Агафонов сказал, что хочет жениться на Тоне.

- Умница, - ответила она. - Умница, Сергуня. Но все-таки дурачок. Какой из тебя муж? Что у тебя есть? Сто восемьдесят пять роста и мускулы... Наивный мужчина - это дурак. Ну только без обид! Потом еще вспомнишь непутевую Тоньку... А за предложение спасибо, ты хороший паренек. Скажи честно, тебе очень хочется спасти меня?

В ее словах по-прежнему звучали и ласка и насмешка.

Бабушка предупредила Агафонова, чтобы он не водился с падшими женщинами, а не то она сама пойдет к этой бесстыднице и устроит ей скандал. Агафонов отшутился.

На это Тоня сказала ему:

- Мои родители построили дом, торгуют черешней и смотрят телевизор. Если бы они узнали про тебя, они бы, наверное, засадили меня в психушку. А за что? За то, что я свободна. Как называются те речные чайки? Крачки? Ты, Сергуня, еще живешь как птица. Но распорядиться свободой может лишь горожанин, интеллигент. Раз ты хочешь выйти из стаи, ты не слушай свою бабку. Все ее притчи давно перестали кого-нибудь интересовать.

- Кто-то должен продавать черешню, чтобы ты была свободна, - возразил Агафонов. - А если бы ты была бедной?

- Ну вот! Считай, твоя бабка уже явилась ко мне... Она бы могла сказать то же самое. Но бедных-то сейчас нет. Есть только психология бедных.

Агафонов разозлился. Злость освобождала его от подчинения Тоне, от ее превосходства и ожидания, что вернется муж.

- Оставь бабку в покое, - сказал он.

- Я сыта вашей дурацкой грушовской моралью! Я падшая?! Тебя надо спасти от меня? Почему тебя не надо спасти от электричества или ватерклозета? Или от цивилизации не спасешься? А вот своему малолетнему щенку можно вдолбить, что самостоятельность...

- Вот я тебе сейчас врежу, - перебил Агафонов. - Заткнись!

Он замахнулся, Тоня отшатнулась и закричала:

- Она против меня, а я должна молчать?

- Не бойся, - сказал Агафонов и пошел к дверям.

- Ну врежь! - подзадорила она. - Тебе же не терпится показать силу.

Все, сказал он себе, иди к черту. А то нашла дурака...

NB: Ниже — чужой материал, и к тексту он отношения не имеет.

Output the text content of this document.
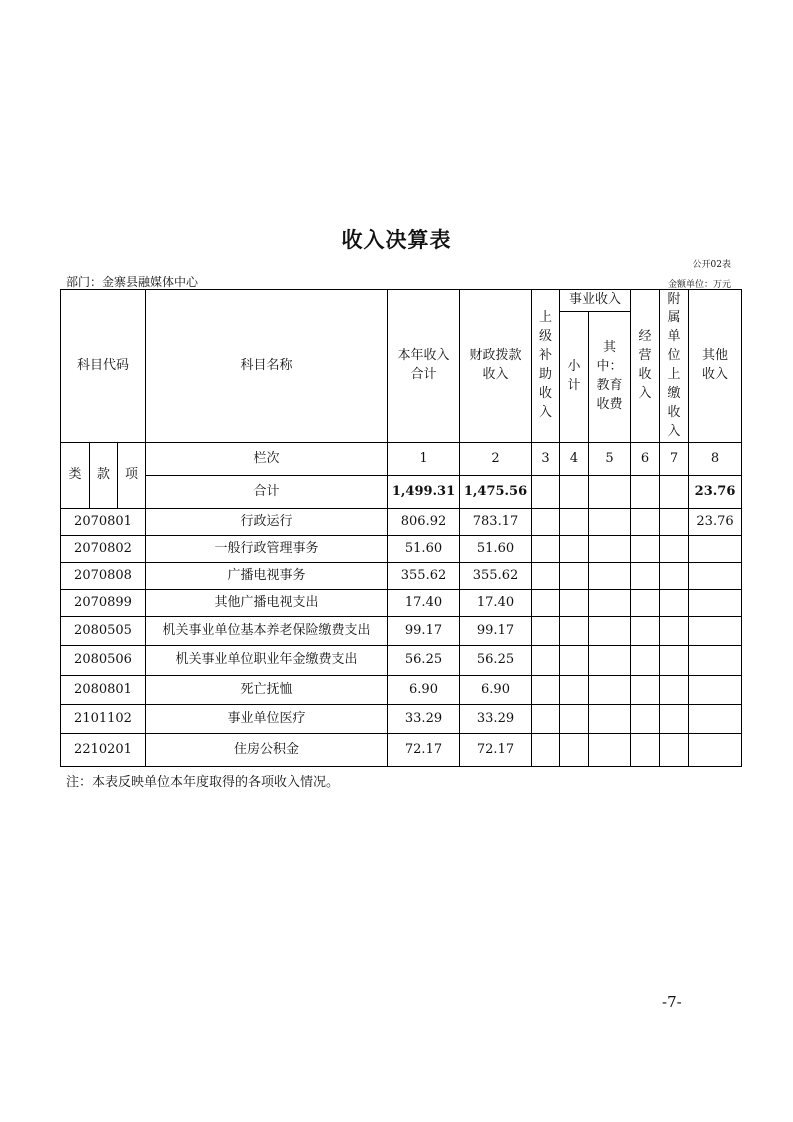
收入决算表
公开02表
部门：金寨县融媒体中心	金额单位：万元
科目代码			科目名称	本年收入合计	财政拨款收入	上级补助收入	事业收入		经营收入	附属单位上缴收入	其他收入
							小计	其中：教育收费			
类	款	项	栏次	1	2	3	4	5	6	7	8
			合计	1,499.31	1,475.56						23.76
2070801			行政运行	806.92	783.17						23.76
2070802			一般行政管理事务	51.60	51.60						
2070808			广播电视事务	355.62	355.62						
2070899			其他广播电视支出	17.40	17.40						
2080505			机关事业单位基本养老保险缴费支出	99.17	99.17						
2080506			机关事业单位职业年金缴费支出	56.25	56.25						
2080801			死亡抚恤	6.90	6.90						
2101102			事业单位医疗	33.29	33.29						
2210201			住房公积金	72.17	72.17						
注：本表反映单位本年度取得的各项收入情况。
-7-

Агафонов вернулся домой рано. Старики поливали огород. Скрипела и постукивала водопроводная колонка. Дед медленно нес полные ведра, а бабушка ворчала, чтобы он не надрывался. Между грядок помидоров и огурцов стояла старая выварка с раствором куриного помета. Бабушка черпала банкой раствор и, не целясь, быстро бухала его под помидорные кусты. Наклоняясь, бабушка становилась еще тучнее, большие груди оттягивали ее платье.

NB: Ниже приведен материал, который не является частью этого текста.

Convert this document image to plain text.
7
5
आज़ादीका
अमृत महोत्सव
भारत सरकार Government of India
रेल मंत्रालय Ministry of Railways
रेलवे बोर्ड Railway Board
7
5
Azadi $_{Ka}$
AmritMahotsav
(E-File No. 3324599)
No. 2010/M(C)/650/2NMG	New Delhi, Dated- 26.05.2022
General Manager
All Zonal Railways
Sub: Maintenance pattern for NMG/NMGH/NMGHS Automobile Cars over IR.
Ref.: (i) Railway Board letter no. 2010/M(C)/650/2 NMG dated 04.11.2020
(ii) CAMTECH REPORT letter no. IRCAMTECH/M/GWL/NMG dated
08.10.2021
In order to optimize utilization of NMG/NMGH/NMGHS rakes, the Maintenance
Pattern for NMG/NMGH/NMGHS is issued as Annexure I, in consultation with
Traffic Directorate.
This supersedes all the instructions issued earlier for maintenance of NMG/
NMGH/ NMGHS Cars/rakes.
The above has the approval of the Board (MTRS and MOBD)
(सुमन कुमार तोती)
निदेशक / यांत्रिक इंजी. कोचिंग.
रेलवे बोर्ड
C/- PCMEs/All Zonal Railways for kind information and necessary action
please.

Дед вдруг сказал Агафонову, что от того разит похоть.

- Что к нему пристал? - заступилась бабушка. - Сейчас тебя накормлю, Сереженька. Кто ж тебя еще накормит?

Она как будто поняла, что случилось, и не хотела ничего вспоминать.

Агафонов полил деревья и огород. Пахло сырой землей, над смородиной порхала большая бабочка-совка. Он прихлопнул ее быстрым движением ладоней, потом отнес ведра в летнюю кухню. Побеленная стена была освещена розовым закатом. Никаких туч и женщин на закате не было. Чистое зеленеющее небо лежало за шиферными и железными крышами Грушовки. Неподалеку пели пьяными голосами. Это Лапшин из тюряги вернулся, заметил дед. Скоро сядет обратно. Агафонов взял лопату и пошел в дальний конец двора ремонтировать подгнивший столб забора. Он вырубил лопухи и папоротник и принялся копать яму для столба-пасынка. Лезвие с легким треском входило в перевитую корнями землю, крошило истлевшие деревянные обломки, напоминавшие, что здесь прежде стоял сарай.